How do I know when shortbread is done baking?
The edges should be lightly golden while the centers remain pale.
Can I freeze baked shortbread cookies?
Yes, baked cookies freeze well for up to 3 months in an airtight container.
Storage
- Store Scottish Shortbread in an airtight container at room temperature for up to 1 week.
- Refrigerate for up to 2 weeks if desired.
- Freeze baked cookies for up to 3 months.

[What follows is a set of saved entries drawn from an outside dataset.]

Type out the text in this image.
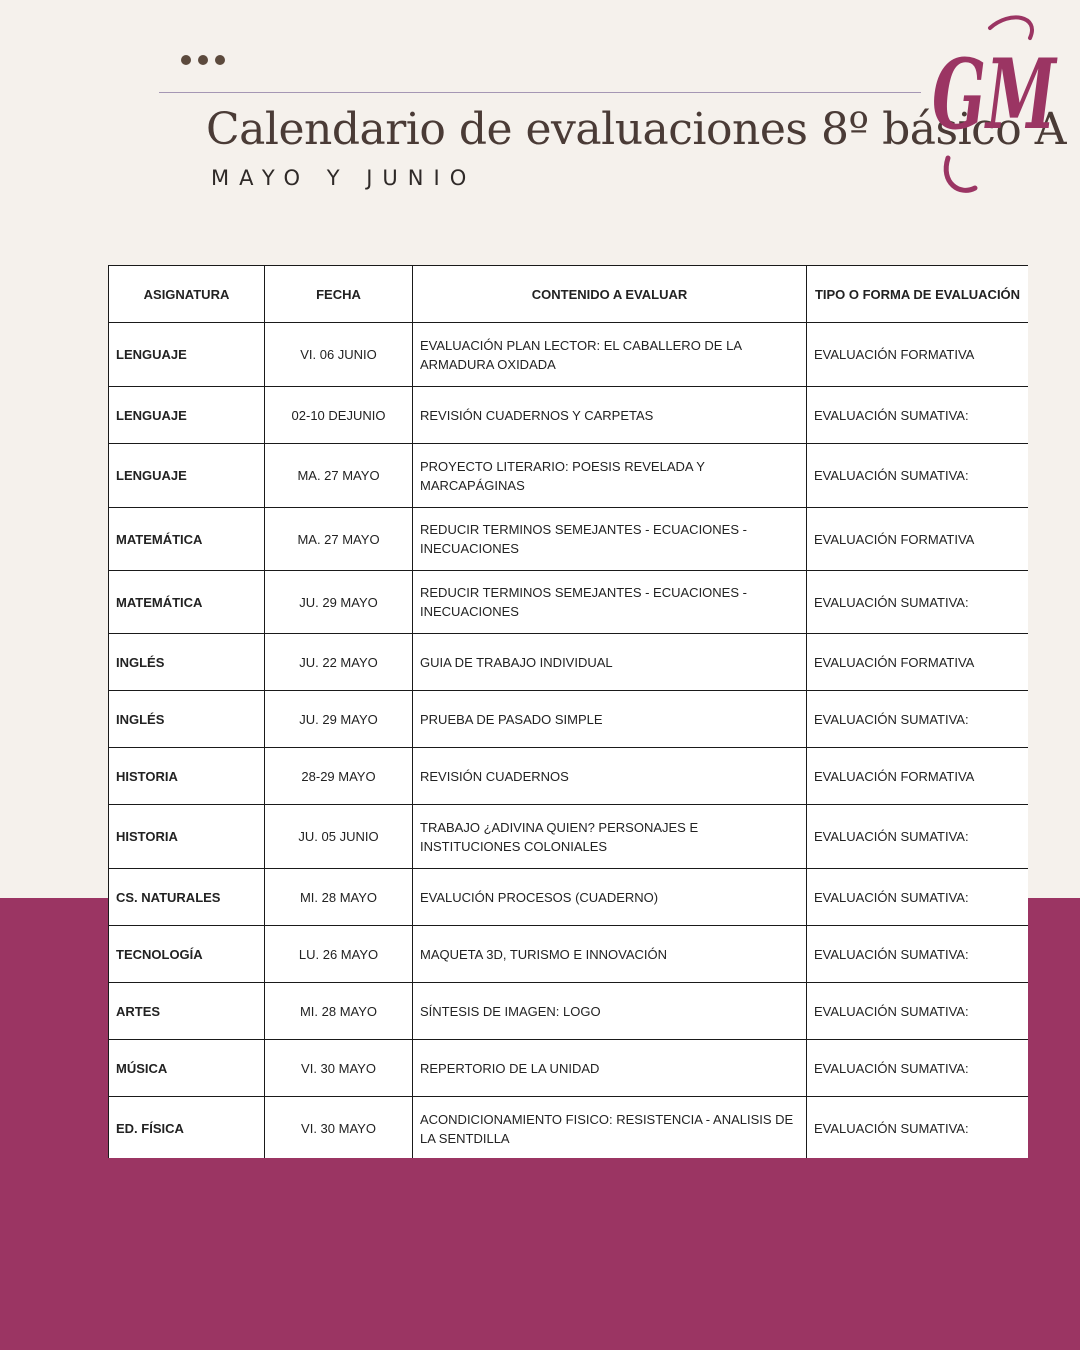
Calendario de evaluaciones 8º básico A
MAYO Y JUNIO
GM
ASIGNATURA	FECHA	CONTENIDO A EVALUAR	TIPO O FORMA DE EVALUACIÓN
LENGUAJE	VI. 06 JUNIO	EVALUACIÓN PLAN LECTOR: EL CABALLERO DE LA ARMADURA OXIDADA	EVALUACIÓN FORMATIVA
LENGUAJE	02-10 DEJUNIO	REVISIÓN CUADERNOS Y CARPETAS	EVALUACIÓN SUMATIVA:
LENGUAJE	MA. 27 MAYO	PROYECTO LITERARIO: POESIS REVELADA Y MARCAPÁGINAS	EVALUACIÓN SUMATIVA:
MATEMÁTICA	MA. 27 MAYO	REDUCIR TERMINOS SEMEJANTES - ECUACIONES - INECUACIONES	EVALUACIÓN FORMATIVA
MATEMÁTICA	JU. 29 MAYO	REDUCIR TERMINOS SEMEJANTES - ECUACIONES - INECUACIONES	EVALUACIÓN SUMATIVA:
INGLÉS	JU. 22 MAYO	GUIA DE TRABAJO INDIVIDUAL	EVALUACIÓN FORMATIVA
INGLÉS	JU. 29 MAYO	PRUEBA DE PASADO SIMPLE	EVALUACIÓN SUMATIVA:
HISTORIA	28-29 MAYO	REVISIÓN CUADERNOS	EVALUACIÓN FORMATIVA
HISTORIA	JU. 05 JUNIO	TRABAJO ¿ADIVINA QUIEN? PERSONAJES E INSTITUCIONES COLONIALES	EVALUACIÓN SUMATIVA:
CS. NATURALES	MI. 28 MAYO	EVALUCIÓN PROCESOS (CUADERNO)	EVALUACIÓN SUMATIVA:
TECNOLOGÍA	LU. 26 MAYO	MAQUETA 3D, TURISMO E INNOVACIÓN	EVALUACIÓN SUMATIVA:
ARTES	MI. 28 MAYO	SÍNTESIS DE IMAGEN: LOGO	EVALUACIÓN SUMATIVA:
MÚSICA	VI. 30 MAYO	REPERTORIO DE LA UNIDAD	EVALUACIÓN SUMATIVA:
ED. FÍSICA	VI. 30 MAYO	ACONDICIONAMIENTO FISICO: RESISTENCIA - ANALISIS DE LA SENTDILLA	EVALUACIÓN SUMATIVA:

- Reheat briefly in a low oven for a freshly baked texture.

Similar Recipes

Scottish Shortbread
Ingredients
- 2 cups butter softened
- 1 cup packed brown sugar
- 4 to 4 1/2 cups all-purpose flour
Instructions
- Preheat the oven to 325°F.
- In a large mixing bowl, cream the butter and brown sugar until light and fluffy, about 5–7 minutes.
- Add 3 3/4 cups of flour and mix until combined.
- Transfer the dough onto a lightly floured surface.
- Knead the dough for about 5 minutes, adding enough remaining flour to create a soft dough.
- Place the dough on a sheet of parchment paper and roll it into a 16×9-inch rectangle.
- Transfer the parchment onto a baking sheet.
- Cut the dough into 3×1-inch strips.
- Prick each Scottish Shortbread cookie several times with a fork.
- Refrigerate the dough for at least 30 minutes or overnight.
- Separate the cookies and place them 1 inch apart on ungreased baking sheets.
- Bake for 20–25 minutes or until lightly browned.
- Transfer the cookies to wire racks and cool completely before serving.
Notes
- You can shape the dough into rounds or wedges instead of strips.
- Serve Scottish Shortbread with tea, coffee, or warm milk.
- Store completely cooled cookies before packaging for gifts.
- A pinch of sea salt can balance the sweetness beautifully.
Conclusion
Scottish Shortbread is a classic buttery cookie recipe that never goes out of style. With its rich flavor, crisp texture, and simple ingredients, this homemade treat is perfect for holidays, afternoon tea, or sharing with family and friends. Once you try this easy Scottish Shortbread recipe, it may become one of your favorite homemade cookies.